Thursday, February 3, 2005
Calgary's News & Entertainment Weekly
FFWD Weekly
THEATRE
by Jeff Kubik
Power to the puppets
Fledgling animated objects festival takes wing in second year
Reviews
INTERNATIONAL FESTIVAL OF ANIMATED OBJECTS
Calgary Animated Objects Society
January 21 to 30

With the puppet stages down and all the opportunities for puns about "strings" fully exhausted, it’s time to look back on the Calgary Animated Objects Society’s International Festival of Animated Objects – 10 brilliant days of everything from traditional marionettes to live animation and gigantic stilt-walkers. Spread over several venues, the festival played host to artists from across North America and as far away as the Czech Republic – artists whose work demonstrates the dazzling range of an art form that combines the spectacle of theatre with the raw beauty of sculpture and storytelling.

Kicking off the mainstage shows, puppetry phenom and former Calgarian Ronnie Burkett appeared at the Martha Cohen Theatre with Unstrung, an evening in which he read from his latest work-in-progress, Ten Days on Earth. Giving us a taste of this play about loneliness, whose title reflects Burkett’s own 10 days as a yet-to-be-adopted child, the puppeteer-playwright read some scenes focusing on the story’s mentally handicapped protagonist and his encounters as he works as a shoe-shiner, as well as on the fairy tale that is intended to underscore the main plot, "Honey Dog and Little Burp."

Always a consummate storyteller, Burkett’s whimsical tale of a wandering dog and his duckling charge provoked more than a few coos of sympathy from the audience while his engaging, even self-deprecating style showed the charismatic man behind a legendary master of puppet theatre.

Burkett was not the only puppeteer to forgo the strings, with professional film and television puppeteer Frank Meschkuleit’s discussion of puppetry for TV standing out as one of the most informative of the festival’s lectures. With a wry, easy wit, Meschkuleit’s simple demonstration of televised puppetry’s hidden underbelly was just as entertaining as his one-man show, The Left Hand of Frank, which he presented as its tentative final performance. The latter, a minimalist cabaret full of comic energy and ridiculous characters, was enough to make a reviewer nostalgic for the days of The Muppet Show or even Fraggle Rock, on which Meschkuleit was once a performer.
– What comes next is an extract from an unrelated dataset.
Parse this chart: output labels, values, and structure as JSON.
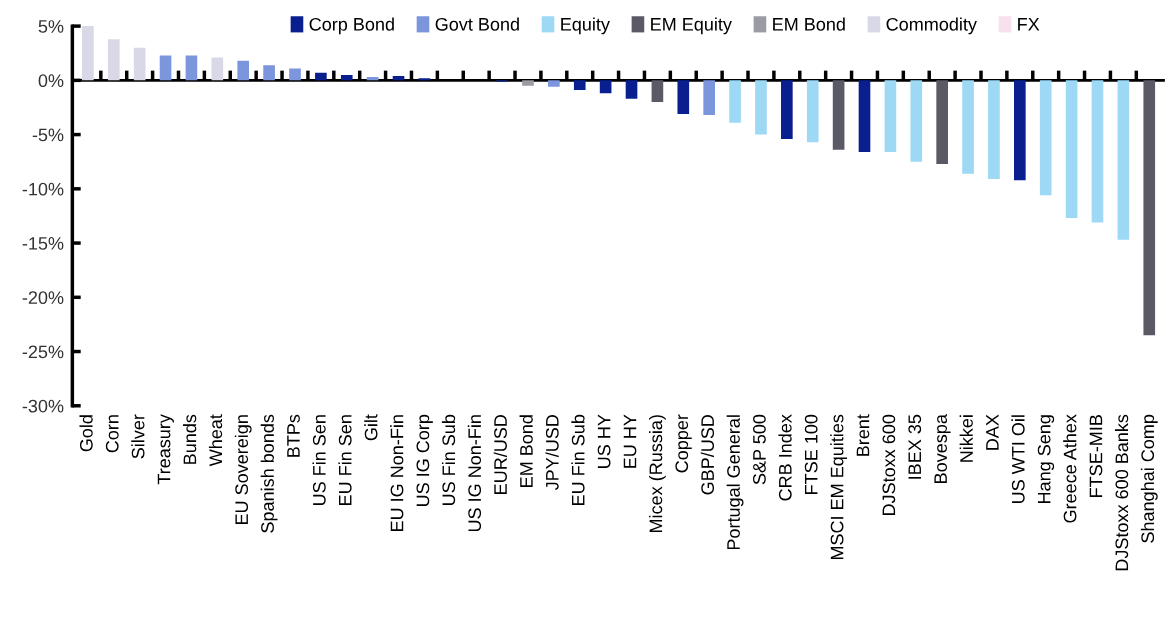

Shifting from puppets to live animation, the work of Manitoba artist Daniel Barrow served as a reminder of the festival’s diversity, demonstrating the possibility of animated objects beyond strings and foam heads. Sliding beautifully drawn, transparent overheads over one another like an animator’s cels, Barrow is able to enliven his spoken narratives with all the fluid grace of a theatrical staging and the compelling beauty of hand-drawn artwork. Barrow’s The Face of Everything, the first of two works he performed at the festival, was a sensitive, nuanced tale based on the real-life affair of Liberace and his "personal assistant," Scott Thorenson. Accompanied by an ironically lilting synthesized keyboard score by Jeff Cressman, this stunning portrait of the transformative value of pain was a rare gem, both lyrically and visually.

For spectacle, however, there was no more grand display of colour and sound than Three on the Tree’s Elemental, an epic presentation that filled Banker’s Hall with stilt-walkers, gigantic puppets and traditional Tsimpshian dance.

Capping the festivities, The Dolly Wiggler Cabaret sent the puppets and their puppeteers out in grand style, featuring a collection of the festival’s artists in a rapid-fire variety show full of old-fashioned razzmatazz. While the evening was stalled intermittently by acts whose energy seemed out of place amid cabaret panache, Mooky Cornish, the hyperbolic emcee, ran a tight sequence of acts ranging from the Czech Republic’s Cakes and Puppets’ squid chapeaux to a balloon version of Swan Lake complete with a castrating pair of scissors.

The cabaret reached its own climax with the preternaturally adept Phillip Huber, whose marionettes create an imitation of life that it at once fantastic and eerily realistic. From a scarecrow whose body flies apart as he dances across the stage to the grotesque beauty of a golden acrobat whose body contorts with the grace of a human chained to strings, Huber’s artistry provided the festival with a final, haunting conclusion.

Of course, there were some low points during the 10-day event.

With a sparsely attended central panel discussion and the odd weak show – such as WP Puppet Theatre’s grating attempt to teach five year-olds the importance of indicator species – the IFAO still has room for improvement after its second year. But if 2005’s formidable, well-rounded crop of artists is any indication, Calgary audiences should expect great things from this fledgling biennial festival.